Basicamente ele consiste em enviar para a equipe de produção da peça analisada o texto crítico antes de publicado. Assim, após a resposta dos criadores, o que vai para o ar é uma conversa, são provocações mútuas o que, em nossa concepção, contribui na exploração de novos caminhos para a crítica teatral.

Sendo assim, os textos abaixo trazem o diálogo crítico entre Henrique Perez, que escreveu as impressões sobre o espetáculo O imortal, dirigido pelos irmãos Guimarães com a atriz Gisele Fróes, e Patrick Pessoa, que também é crítico de teatro e assina a dramaturgia em parceria com Adriano Guimarães.

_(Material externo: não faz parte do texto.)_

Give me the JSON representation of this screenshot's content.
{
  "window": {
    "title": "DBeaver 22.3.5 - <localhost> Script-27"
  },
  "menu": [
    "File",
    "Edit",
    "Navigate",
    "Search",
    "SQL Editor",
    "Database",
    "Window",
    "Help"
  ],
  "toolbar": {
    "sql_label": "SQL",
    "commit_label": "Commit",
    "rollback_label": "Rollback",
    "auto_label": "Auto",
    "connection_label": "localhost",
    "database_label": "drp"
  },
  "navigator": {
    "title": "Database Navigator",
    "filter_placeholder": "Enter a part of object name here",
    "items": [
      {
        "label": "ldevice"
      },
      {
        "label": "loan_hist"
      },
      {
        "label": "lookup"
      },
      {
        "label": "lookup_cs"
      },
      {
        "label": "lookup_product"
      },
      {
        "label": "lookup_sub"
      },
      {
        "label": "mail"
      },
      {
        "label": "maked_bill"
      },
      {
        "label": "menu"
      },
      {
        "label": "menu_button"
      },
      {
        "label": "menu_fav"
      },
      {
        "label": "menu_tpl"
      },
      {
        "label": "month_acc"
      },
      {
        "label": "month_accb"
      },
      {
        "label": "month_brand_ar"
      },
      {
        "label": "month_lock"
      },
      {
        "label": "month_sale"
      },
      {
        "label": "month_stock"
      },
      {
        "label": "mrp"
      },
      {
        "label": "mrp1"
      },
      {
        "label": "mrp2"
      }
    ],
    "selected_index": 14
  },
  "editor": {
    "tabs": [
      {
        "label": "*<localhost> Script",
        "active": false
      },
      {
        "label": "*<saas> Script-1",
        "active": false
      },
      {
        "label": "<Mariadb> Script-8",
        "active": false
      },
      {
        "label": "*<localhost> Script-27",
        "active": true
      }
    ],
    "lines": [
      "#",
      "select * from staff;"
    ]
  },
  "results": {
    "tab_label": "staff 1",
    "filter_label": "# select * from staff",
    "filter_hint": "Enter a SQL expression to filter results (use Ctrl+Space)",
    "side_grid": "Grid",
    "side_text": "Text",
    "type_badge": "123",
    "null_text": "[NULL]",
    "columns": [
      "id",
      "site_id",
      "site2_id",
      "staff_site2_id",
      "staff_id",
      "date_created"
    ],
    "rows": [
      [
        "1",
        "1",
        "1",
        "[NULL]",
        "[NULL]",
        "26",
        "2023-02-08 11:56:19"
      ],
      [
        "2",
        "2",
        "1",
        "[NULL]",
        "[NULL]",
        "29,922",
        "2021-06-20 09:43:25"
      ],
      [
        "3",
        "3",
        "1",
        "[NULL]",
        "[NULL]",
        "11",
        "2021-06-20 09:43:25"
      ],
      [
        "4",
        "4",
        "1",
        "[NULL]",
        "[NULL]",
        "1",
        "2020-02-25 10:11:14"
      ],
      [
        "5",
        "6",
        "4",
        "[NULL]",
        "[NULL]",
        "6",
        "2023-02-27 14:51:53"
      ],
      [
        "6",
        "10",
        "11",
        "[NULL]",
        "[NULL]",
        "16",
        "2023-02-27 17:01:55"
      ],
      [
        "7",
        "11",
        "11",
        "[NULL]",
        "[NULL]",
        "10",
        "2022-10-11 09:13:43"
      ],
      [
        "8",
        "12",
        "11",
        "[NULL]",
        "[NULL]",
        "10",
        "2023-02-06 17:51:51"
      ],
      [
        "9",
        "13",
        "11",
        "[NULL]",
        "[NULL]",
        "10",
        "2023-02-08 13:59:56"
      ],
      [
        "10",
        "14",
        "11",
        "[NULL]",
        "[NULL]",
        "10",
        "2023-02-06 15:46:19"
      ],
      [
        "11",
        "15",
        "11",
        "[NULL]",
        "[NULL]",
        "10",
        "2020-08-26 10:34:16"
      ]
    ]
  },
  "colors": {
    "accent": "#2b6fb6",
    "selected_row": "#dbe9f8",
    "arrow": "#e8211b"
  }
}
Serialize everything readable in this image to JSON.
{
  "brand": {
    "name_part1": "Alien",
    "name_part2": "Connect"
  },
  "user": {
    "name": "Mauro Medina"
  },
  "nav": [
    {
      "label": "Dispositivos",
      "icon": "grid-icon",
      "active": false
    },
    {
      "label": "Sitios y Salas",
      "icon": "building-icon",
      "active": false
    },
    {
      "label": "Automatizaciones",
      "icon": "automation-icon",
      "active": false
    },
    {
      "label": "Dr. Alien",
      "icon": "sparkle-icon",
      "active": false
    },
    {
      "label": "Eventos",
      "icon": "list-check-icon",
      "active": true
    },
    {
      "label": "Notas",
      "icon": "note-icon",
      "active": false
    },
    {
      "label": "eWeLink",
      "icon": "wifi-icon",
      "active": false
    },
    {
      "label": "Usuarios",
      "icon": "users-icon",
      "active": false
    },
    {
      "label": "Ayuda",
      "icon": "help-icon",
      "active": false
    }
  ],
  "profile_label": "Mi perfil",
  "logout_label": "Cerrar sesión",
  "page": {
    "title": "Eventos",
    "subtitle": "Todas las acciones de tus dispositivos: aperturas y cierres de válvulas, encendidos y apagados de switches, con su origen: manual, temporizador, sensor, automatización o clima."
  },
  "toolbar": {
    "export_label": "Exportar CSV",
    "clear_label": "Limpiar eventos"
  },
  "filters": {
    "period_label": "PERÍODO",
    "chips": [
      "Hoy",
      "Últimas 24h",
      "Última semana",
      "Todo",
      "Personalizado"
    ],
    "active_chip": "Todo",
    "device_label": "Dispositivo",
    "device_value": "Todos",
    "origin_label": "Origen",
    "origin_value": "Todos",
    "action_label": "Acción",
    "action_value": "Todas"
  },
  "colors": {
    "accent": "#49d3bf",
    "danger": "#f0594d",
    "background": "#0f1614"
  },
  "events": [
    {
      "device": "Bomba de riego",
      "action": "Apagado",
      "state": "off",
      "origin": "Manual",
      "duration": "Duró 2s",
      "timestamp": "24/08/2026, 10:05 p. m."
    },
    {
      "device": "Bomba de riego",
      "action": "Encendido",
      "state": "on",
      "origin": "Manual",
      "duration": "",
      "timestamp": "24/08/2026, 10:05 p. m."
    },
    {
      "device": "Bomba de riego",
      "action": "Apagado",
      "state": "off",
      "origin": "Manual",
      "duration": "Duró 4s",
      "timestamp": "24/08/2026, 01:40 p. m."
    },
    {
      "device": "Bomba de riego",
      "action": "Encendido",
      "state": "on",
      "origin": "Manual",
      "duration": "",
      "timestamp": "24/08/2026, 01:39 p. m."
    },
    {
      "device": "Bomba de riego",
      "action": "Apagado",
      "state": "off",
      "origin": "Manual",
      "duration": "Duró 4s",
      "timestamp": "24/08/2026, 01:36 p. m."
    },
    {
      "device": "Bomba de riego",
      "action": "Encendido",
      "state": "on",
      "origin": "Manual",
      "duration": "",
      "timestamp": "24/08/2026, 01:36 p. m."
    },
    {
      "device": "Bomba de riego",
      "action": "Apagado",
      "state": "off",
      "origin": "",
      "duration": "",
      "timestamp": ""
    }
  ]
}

Foto: Ismael Monticelli/Divulgação

 

 


Impressões Críticas: O Imortal

Por Henrique Perez

Uma mulher (a princesa de Lucinge) recebe do antiquário Joseph Cartaphilus os seis volumes da tradução inglesa da Ilíada, de Homero. Dentro do um dos volumes, descobre um manuscrito escondido. É a história de um Soldado Romano que partiu em uma jornada épica atrás de um rio que lhe conferiria a imortalidade. Publicado originalmente como a história de abertura do livro “O Aleph” (1949), de Jorge Luis Borges, eis o conto “O Imortal”, adaptado por Patrick Pessoa e Adriano Guimarães, dirigido por Adriano com seu irmão Fernando e encenado como um espetáculo solo por Gisele Fróes.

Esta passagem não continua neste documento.